The Farmington, NM Metropolitan Planning Organization’s policy committee unanimously approved a plan last month that will serve as a guideline for future road and trail projects in San Juan County. The Complete Streets plan, which was presented to the committee during a meeting in Aztec, details how the cities of Farmington, Aztec and Bloomfield, as well as San Juan County and the New Mexico Department of Transportation, can make local roads safer for pedestrians and bicyclists.

One proposal to improve road safety was quickly approved by Kalamazoo, MI City Commissioners, while another inspired nearly an hour of debate and will require future action. Kalamazoo’s City Commission voted to support the creation of a Complete Streets Policy by April 2017 and amended an ordinance that increases the distance motorists must maintain when passing cyclists. An ordinance requiring cars to stay 3 feet away from bicyclists on city streets was introduced for second reading, but commissioners were not satisfied it was enough room and voted to require motorists to maintain 5 feet of distance when passing.

Medford, MA is close to finalizing a Complete Streets policy aimed at making roads safer and more attractive for all users, including bicyclists, and pedestrians. Once complete, the policy will be sent to the Massachusetts Department of Transportation for review.

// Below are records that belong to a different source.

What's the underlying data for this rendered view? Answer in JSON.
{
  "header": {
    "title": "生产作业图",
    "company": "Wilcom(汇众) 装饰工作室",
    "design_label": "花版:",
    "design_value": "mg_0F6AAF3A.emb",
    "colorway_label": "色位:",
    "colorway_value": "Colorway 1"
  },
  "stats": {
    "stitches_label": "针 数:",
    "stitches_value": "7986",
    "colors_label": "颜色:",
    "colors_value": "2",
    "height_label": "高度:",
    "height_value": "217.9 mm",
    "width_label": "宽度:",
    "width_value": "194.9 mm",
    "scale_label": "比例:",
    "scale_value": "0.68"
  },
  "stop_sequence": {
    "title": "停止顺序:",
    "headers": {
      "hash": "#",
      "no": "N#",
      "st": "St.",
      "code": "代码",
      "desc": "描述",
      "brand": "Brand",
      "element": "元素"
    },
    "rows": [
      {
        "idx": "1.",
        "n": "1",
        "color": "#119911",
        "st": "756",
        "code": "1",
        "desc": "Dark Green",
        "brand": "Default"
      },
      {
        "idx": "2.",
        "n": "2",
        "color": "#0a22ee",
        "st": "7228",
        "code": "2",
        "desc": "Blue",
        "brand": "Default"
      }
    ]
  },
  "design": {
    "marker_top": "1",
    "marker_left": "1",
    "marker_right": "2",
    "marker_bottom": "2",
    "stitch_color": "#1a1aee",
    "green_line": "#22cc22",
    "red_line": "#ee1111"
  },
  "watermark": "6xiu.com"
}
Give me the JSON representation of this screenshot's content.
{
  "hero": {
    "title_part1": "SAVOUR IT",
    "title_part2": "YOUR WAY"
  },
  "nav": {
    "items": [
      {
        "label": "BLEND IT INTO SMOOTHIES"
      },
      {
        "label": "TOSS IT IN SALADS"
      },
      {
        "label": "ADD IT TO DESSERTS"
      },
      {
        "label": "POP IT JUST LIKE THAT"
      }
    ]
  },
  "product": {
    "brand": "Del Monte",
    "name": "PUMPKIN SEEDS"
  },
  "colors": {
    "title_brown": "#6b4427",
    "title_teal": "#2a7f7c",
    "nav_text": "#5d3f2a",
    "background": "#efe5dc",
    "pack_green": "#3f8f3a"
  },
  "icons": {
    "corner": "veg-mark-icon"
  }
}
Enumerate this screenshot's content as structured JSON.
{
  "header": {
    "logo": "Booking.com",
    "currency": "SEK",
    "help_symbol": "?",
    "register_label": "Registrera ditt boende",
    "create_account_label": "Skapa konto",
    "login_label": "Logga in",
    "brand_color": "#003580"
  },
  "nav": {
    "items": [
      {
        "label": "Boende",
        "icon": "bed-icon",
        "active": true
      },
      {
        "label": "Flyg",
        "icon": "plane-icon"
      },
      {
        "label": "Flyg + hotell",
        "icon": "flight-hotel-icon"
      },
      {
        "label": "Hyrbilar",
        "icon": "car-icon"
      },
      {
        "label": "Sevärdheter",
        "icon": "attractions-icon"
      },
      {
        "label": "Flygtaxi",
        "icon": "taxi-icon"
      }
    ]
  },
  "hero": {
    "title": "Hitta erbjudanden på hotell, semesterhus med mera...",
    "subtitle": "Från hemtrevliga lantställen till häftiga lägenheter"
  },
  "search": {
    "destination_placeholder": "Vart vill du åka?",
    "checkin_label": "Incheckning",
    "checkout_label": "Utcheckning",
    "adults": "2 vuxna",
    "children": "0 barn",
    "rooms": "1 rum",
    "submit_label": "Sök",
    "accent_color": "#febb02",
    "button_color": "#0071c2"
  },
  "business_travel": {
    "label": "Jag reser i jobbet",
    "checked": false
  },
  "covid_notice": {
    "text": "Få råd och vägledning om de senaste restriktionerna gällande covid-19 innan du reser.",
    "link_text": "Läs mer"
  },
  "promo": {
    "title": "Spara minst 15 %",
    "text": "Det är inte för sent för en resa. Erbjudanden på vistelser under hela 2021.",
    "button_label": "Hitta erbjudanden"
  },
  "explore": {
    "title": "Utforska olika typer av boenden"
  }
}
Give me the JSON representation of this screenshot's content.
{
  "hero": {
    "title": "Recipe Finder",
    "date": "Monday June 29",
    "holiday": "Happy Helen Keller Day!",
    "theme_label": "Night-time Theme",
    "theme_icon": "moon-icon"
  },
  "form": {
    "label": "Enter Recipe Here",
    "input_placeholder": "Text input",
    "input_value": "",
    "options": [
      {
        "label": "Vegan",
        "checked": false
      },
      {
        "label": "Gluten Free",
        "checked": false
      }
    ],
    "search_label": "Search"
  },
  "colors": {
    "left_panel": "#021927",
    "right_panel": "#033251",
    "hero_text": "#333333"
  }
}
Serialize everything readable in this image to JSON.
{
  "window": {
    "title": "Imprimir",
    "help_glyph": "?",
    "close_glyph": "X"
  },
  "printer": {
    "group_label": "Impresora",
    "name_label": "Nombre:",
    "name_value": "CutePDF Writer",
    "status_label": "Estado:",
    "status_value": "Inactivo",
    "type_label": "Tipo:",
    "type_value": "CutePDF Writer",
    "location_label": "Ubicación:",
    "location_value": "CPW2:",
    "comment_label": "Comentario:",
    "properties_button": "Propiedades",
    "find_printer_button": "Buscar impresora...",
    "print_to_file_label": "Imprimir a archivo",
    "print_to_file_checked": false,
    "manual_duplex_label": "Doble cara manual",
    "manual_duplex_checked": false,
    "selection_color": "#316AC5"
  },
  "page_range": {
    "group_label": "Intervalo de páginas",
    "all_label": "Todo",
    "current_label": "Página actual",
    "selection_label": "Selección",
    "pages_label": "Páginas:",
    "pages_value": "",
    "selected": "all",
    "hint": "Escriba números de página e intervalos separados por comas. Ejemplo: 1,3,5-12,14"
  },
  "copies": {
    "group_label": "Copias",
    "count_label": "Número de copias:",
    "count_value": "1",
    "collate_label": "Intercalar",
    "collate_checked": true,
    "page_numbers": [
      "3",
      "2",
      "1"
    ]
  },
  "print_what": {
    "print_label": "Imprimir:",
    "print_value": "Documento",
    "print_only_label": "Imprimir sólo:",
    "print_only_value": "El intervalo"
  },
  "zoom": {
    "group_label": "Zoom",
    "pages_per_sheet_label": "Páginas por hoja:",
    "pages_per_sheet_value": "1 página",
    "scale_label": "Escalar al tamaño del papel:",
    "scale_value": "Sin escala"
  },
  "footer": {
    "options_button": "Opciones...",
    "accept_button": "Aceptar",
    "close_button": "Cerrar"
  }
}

If the policy scores 80 out of a possible 100 points, Medford would submit a list of prioritized roadway improvement projects for which the city would receive up to $400,000 in construction funding. “Complete Streets will play a vital role in designing future road projects in Medford,” said Mayor Stephanie M. Burke in a letter reviewing her first 100 days in office.

To make roads safer and more accessible to pedestrians, bicyclists, and people with disabilities, Manchester, CT town leaders have started discussing a Complete Streets policy. South Windsor adopted such a policy in July, with plans that include widening sidewalks, increasing the number of bike lanes and creating shared paths for walkers and bike riders. The state’s Complete Streets law, which took effect in 2010, requires the Department of Transportation to use at least 1 percent of funds for any major road reconstruction project on sidewalks, bike lanes, and similar amenities.